Ieri Italia Oggi ha aperto la prima pagina con una notizia che sa di paradosso: «Insegnanti pagati per formarsi». Scrive il giornale: «I futuri docenti della scuola italiana saranno pagati dallo Stato per formarsi. Tre anni di percorso, dopo aver superato due scritti e un orale, tra università, laboratori e scuole. Anche in cattedra per sostituire i colleghi di ruolo assenti per pochi giorni. Per i primi due anni 400 euro e poco più al mese. Dal terzo, si sarà pagati come un supplente annuale, 34 mila euro lordi l'anno. È il nuovo modello di formazione e reclutamento che vedrà la luce nel 2020, così come disciplinato dal decreto attuativo della Buona scuola». Si tratta di uno degli otto decreti delegati varati sabato scorso dal consiglio dei ministri, alla vigilia della scadenza della delega. I testi sono stati trasmessi alle Camere per il parere delle competenti commissioni.
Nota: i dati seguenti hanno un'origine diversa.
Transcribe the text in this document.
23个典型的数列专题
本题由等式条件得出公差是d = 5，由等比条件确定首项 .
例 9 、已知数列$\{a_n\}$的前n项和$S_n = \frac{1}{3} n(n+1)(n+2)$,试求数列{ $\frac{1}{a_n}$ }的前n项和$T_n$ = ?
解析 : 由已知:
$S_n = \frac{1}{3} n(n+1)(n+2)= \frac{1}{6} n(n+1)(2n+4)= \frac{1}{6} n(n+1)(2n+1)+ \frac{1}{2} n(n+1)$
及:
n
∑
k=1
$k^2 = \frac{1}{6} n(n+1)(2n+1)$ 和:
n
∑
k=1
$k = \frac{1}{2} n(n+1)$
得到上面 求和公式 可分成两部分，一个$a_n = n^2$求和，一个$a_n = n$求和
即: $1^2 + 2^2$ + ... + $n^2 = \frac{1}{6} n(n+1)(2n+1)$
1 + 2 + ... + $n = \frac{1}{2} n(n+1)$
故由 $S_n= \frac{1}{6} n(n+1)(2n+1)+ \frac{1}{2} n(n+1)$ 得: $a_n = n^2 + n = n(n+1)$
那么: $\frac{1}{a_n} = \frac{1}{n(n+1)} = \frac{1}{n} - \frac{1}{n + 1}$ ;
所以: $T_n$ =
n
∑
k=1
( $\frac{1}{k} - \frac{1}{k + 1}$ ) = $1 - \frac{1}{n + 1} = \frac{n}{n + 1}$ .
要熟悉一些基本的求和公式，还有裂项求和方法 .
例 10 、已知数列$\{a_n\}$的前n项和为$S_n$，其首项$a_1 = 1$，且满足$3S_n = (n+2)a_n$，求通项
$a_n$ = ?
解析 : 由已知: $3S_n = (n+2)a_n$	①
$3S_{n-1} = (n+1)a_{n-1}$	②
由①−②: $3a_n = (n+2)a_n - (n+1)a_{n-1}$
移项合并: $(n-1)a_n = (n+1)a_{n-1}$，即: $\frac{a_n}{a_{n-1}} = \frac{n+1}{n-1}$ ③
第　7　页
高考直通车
«In queste ore - precisano da viale Terastevere - sta emergendo l'esigenza di procedere in modo congiunto, quantomeno nella fase delle audizioni che sia il Pd che il ministro dell'istruzione, Valeria Fedeli (quella che millantava una laurea mai conseguita ndr), vogliono sia ad ampio raggio, per recuperare quel rapporto con il mondo della scuola che il precedente governo pare aver perso proprio con la riforma della Buona scuola.

La Ragioneria generale dello stato ha stimato che alla prima selezione possano essere messi a bando 20 mila posti, 255 mila le domande, 193 mila i potenziali concorrenti.

Intanto la «buona scuola» resta sempre un inutile slogan. Da bocciare.